The musician Dmitri Shostakovich was attacked by the press in 1936, and Stalin personally voiced his displeasure with the man’s work. Party circles also accused his art of formalism and claimed that the masses could not comprehend it.
Shostakovich placed his music at the service of the state during World War II. After the war, however, his ‘formalism’ was denounced once again; this charge was also directed at many other artists whose music was considered cosmopolitan and influenced by the “bourgeois West.” Among these were Sergei Prokofiev and Aram Khachaturian, who were made to apologize publicly and had many of their works banned.

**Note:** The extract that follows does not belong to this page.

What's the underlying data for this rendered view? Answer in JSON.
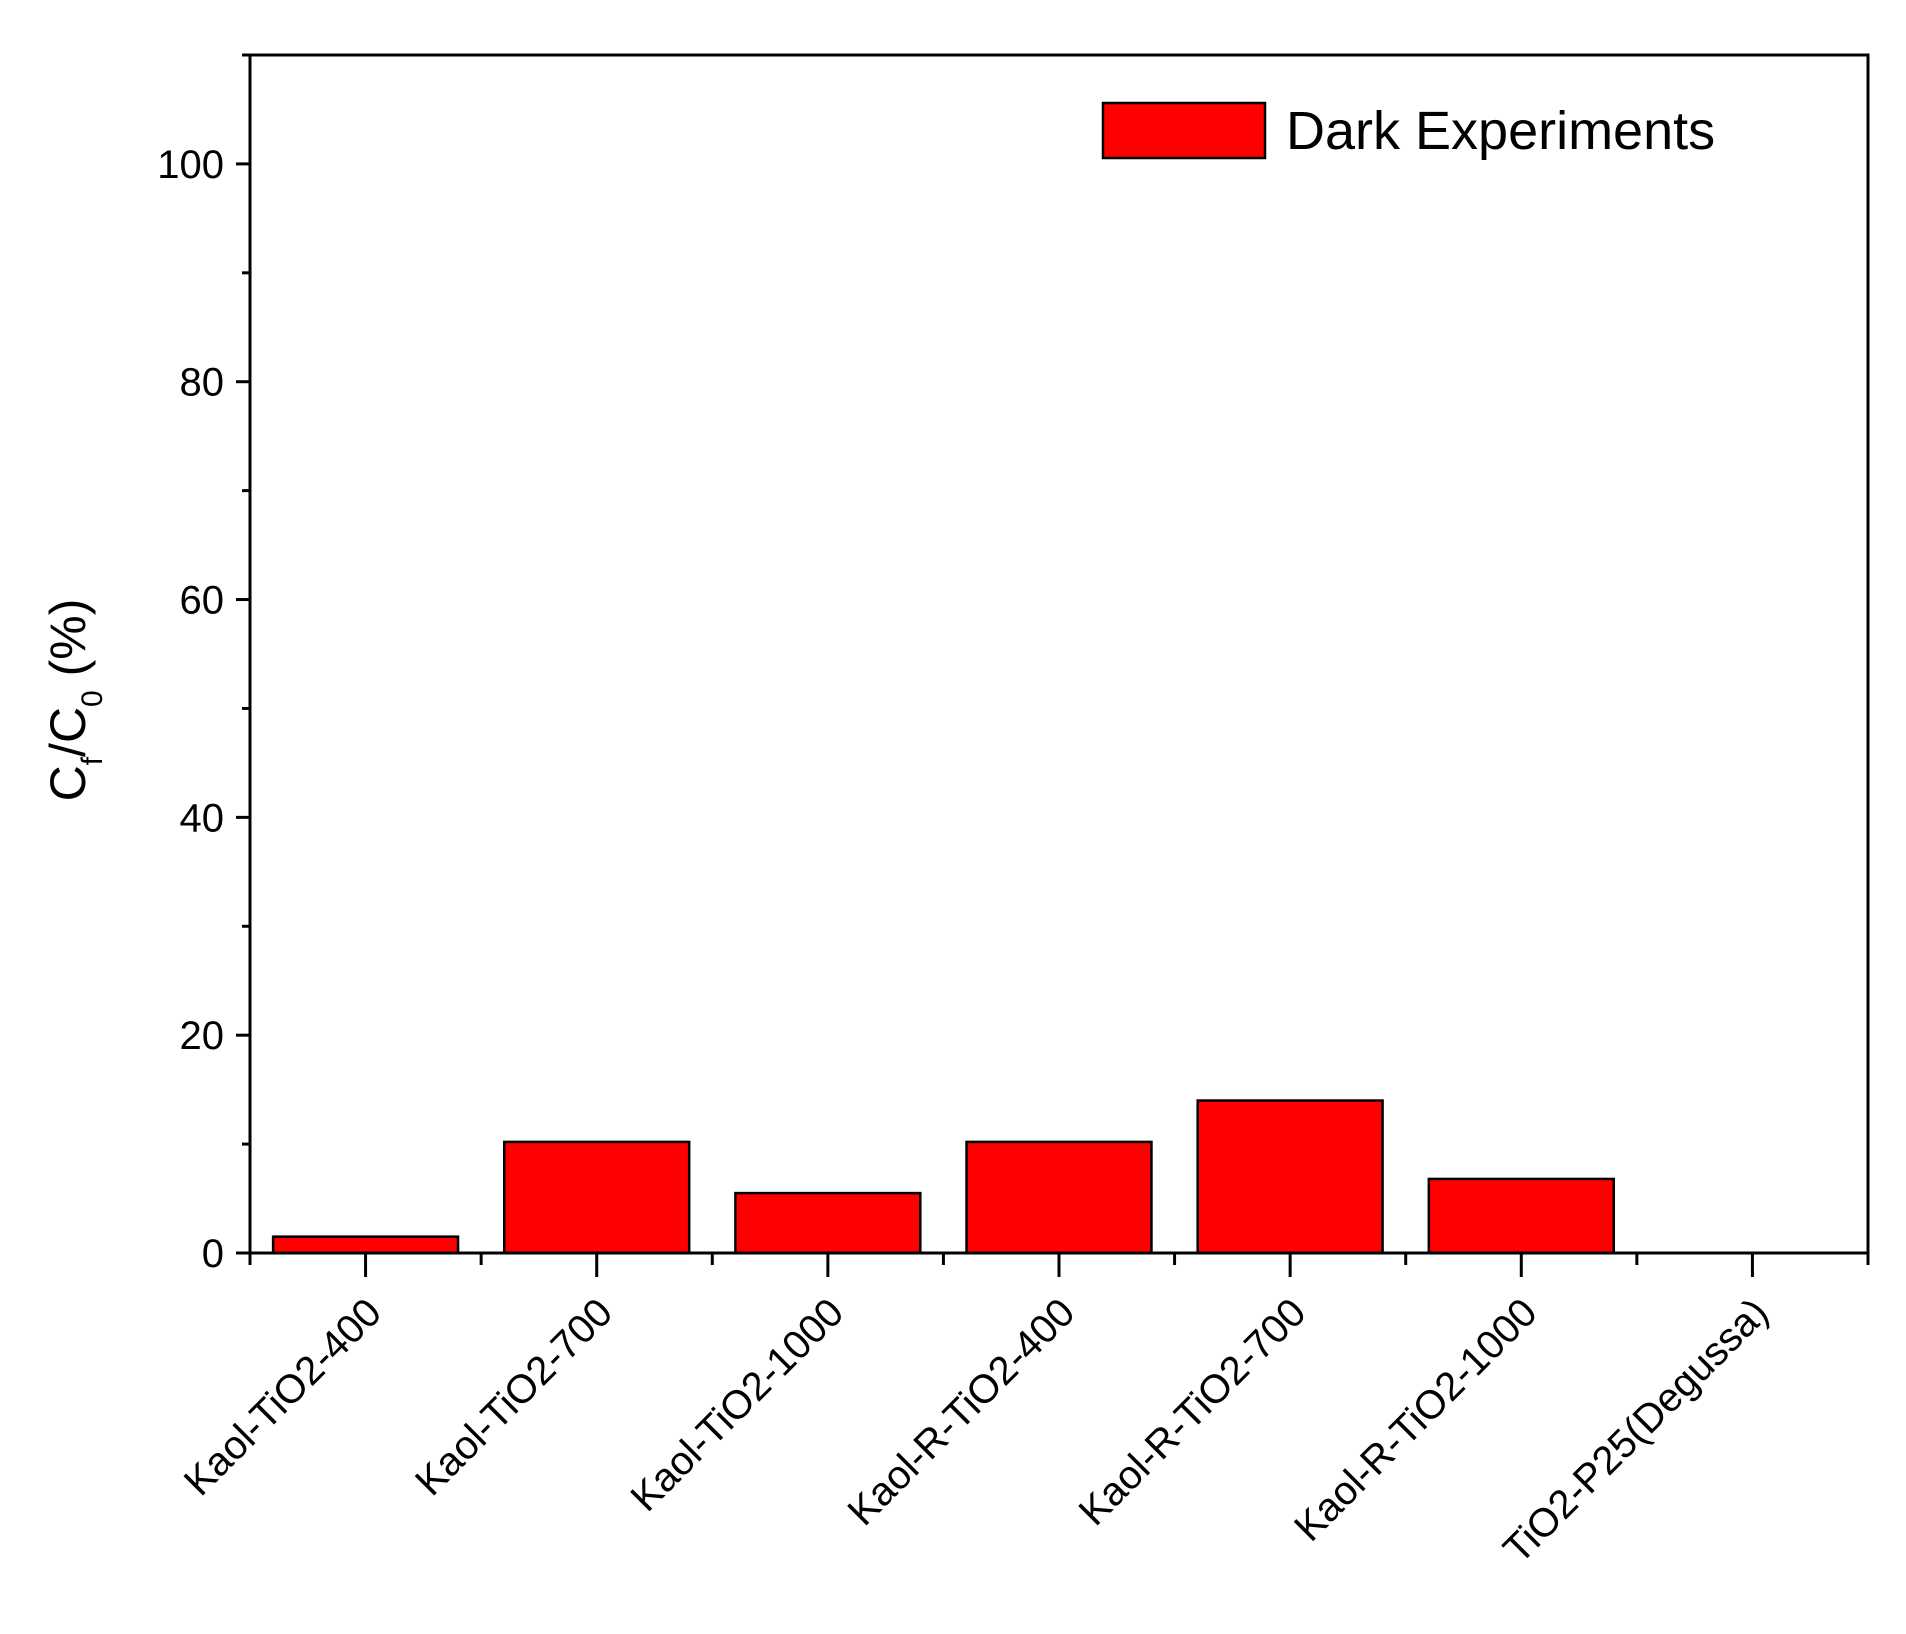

Stalin, who was also a theorist of history and language, crowned his crimes on August 12, 1952, with what became known as the “Night of the Murdered Poets:” 13 Jewish poets and writers were executed in the Lubyanka prison on charges of treason and espionage. Most of them were Communists and members of the ‘Jewish Anti-Fascist Committee,’ a lobby that had been established to garner the support of Jews around the world during Moscow’s war with Nazi Germany.
Intellectuals later benefited from the relative laxity seen under Khruchev. However, Stalinism was too robust to just disappear. Shostakovich was forced to join the Communist Party and put himself in the humiliating position of defending the policies of the regime.
Boris Pasternak’s famous novel “Doctor Zhivago” was smuggled out of the country and published in Italy in 1957. A year later, he was awarded the Nobel Prize for Literature but was made to choose between rejecting it and leaving the country for good. He chose to stay and not accept the award.
The poet Joseph Brodsky was expelled from the Soviet Union in 1972. He lived and taught in the United States and was awarded a Nobel Prize in 1987.
And so it goes, with the names of those who suffered after the intellectuals took power in 1917 continuing to pile up. Today, it is difficult to understand Vladimir Putin and “Wagner” without remembering the cumulative cultural cleansing that was seen in Russia during this period.